Dr. Nengah Renaya: Penerapan Kerugian Ekonomi Negara dalam Perkara Korupsi Menyangkut Hajat Hidup Masyarakat

11
×

Dr. Nengah Renaya: Penerapan Kerugian Ekonomi Negara dalam Perkara Korupsi Menyangkut Hajat Hidup Masyarakat

Sebarkan artikel ini

JAKARTA, hantaran.co – Gencarnya penindakan yang dilakukan oleh Kejaksaan Agung (Kejagung) beserta jajarannya perlu mendapat apresiasi sekaligus dukungan dari masyarakat, termasuk kalangan praktisi hukum, pemerhati hukum, dan akademisi hukum.

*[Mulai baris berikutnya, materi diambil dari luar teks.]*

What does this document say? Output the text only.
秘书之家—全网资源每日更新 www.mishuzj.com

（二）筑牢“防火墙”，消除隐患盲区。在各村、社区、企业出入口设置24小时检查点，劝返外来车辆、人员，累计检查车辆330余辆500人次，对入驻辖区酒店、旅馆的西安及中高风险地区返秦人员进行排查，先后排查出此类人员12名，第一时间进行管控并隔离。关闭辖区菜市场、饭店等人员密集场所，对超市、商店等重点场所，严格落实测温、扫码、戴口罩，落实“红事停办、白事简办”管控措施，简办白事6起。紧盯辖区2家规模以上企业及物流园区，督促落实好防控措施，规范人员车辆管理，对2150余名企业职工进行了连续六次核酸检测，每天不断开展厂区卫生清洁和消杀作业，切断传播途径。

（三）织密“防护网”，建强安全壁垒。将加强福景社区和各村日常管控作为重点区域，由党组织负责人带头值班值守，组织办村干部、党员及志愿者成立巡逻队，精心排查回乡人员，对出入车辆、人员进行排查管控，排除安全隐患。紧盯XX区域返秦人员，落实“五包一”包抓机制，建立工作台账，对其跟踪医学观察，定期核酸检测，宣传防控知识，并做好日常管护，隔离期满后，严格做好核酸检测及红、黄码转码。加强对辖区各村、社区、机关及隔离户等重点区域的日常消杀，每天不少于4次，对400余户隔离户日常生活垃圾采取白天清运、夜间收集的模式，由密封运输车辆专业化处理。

Dr. Nengah Renaya, praktisi hukum, notaris dan PPPAT serta dosen pengajar Pasca Sarjana Universitas Warmadewa mengatakan, langkah strategis tindakan represif Kejagung dalam menggoreng kasus yang berkaitan dengan kepentingan masyarakat adalah hal yang sangat populis.

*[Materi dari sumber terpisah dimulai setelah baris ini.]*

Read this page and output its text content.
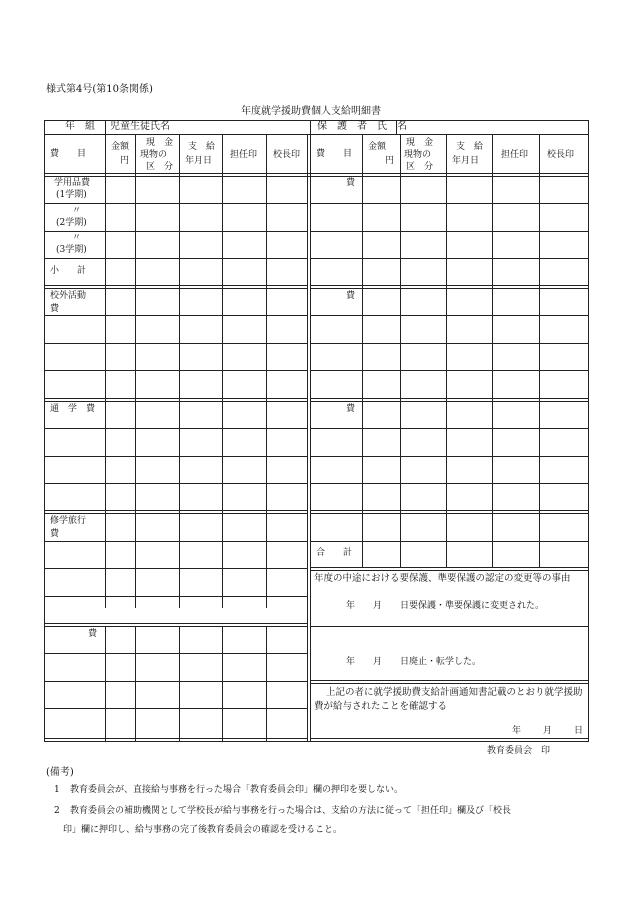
様式第4号(第10条関係)
年度就学援助費個人支給明細書
年　組 児童生徒氏名	保　護　者　氏　名
費　　目
金額
円
現　金
現物の
区　分
支　給
年月日
担任印 校長印 費　　目
金額
円
現　金
現物の
区　分
支　給
年月日
担任印 校長印
学用品費
(1学期)
〃
(2学期)
〃
(3学期)
小　　計
校外活動
費
通　学　費
修学旅行
費
費
費
費
費
合　　計
年度の中途における要保護、準要保護の認定の変更等の事由
年　　月　　日要保護・準要保護に変更された。
年　　月　　日廃止・転学した。
上記の者に就学援助費支給計画通知書記載のとおり就学援助費が給与されたことを確認する
年 月 日
教育委員会　印
(備考)
1 教育委員会が、直接給与事務を行った場合「教育委員会印」欄の押印を要しない。
2 教育委員会の補助機関として学校長が給与事務を行った場合は、支給の方法に従って「担任印」欄及び「校長
印」欄に押印し、給与事務の完了後教育委員会の確認を受けること。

Masyarakat kata dia, tentu saja tidak boleh hanya menyalahkan pemerintah sebagai pembuat regulasi, atau kebijakan tata kelola terkait kepentingan masyarakat. Tetapi akan lebih jauh mengetahui ternyata di tengah kesulitan dan himpitan masyarakat masih ada yang tega berbuat keji dengan menyalahgunakan fasilitas eksport import yang diberikan pengusaha untuk mempermainkan harga yang disebut dengan “mafia” atau “kartel” dengan kata lain adalah corruptio yang kalau diterjemahkan dalam KBBI adalah kejahatan.

Menurut dosen Magister Kenotariatan Universitas Udayana itu, keburukan dapat disuap, dan tidak bermoral. Untuk itu, ia mengajak seluruh pihak mengawasi prilaku buruk para mafia, kartel, dan koruptor ini untuk membantu penegakan hukum di Indonesia.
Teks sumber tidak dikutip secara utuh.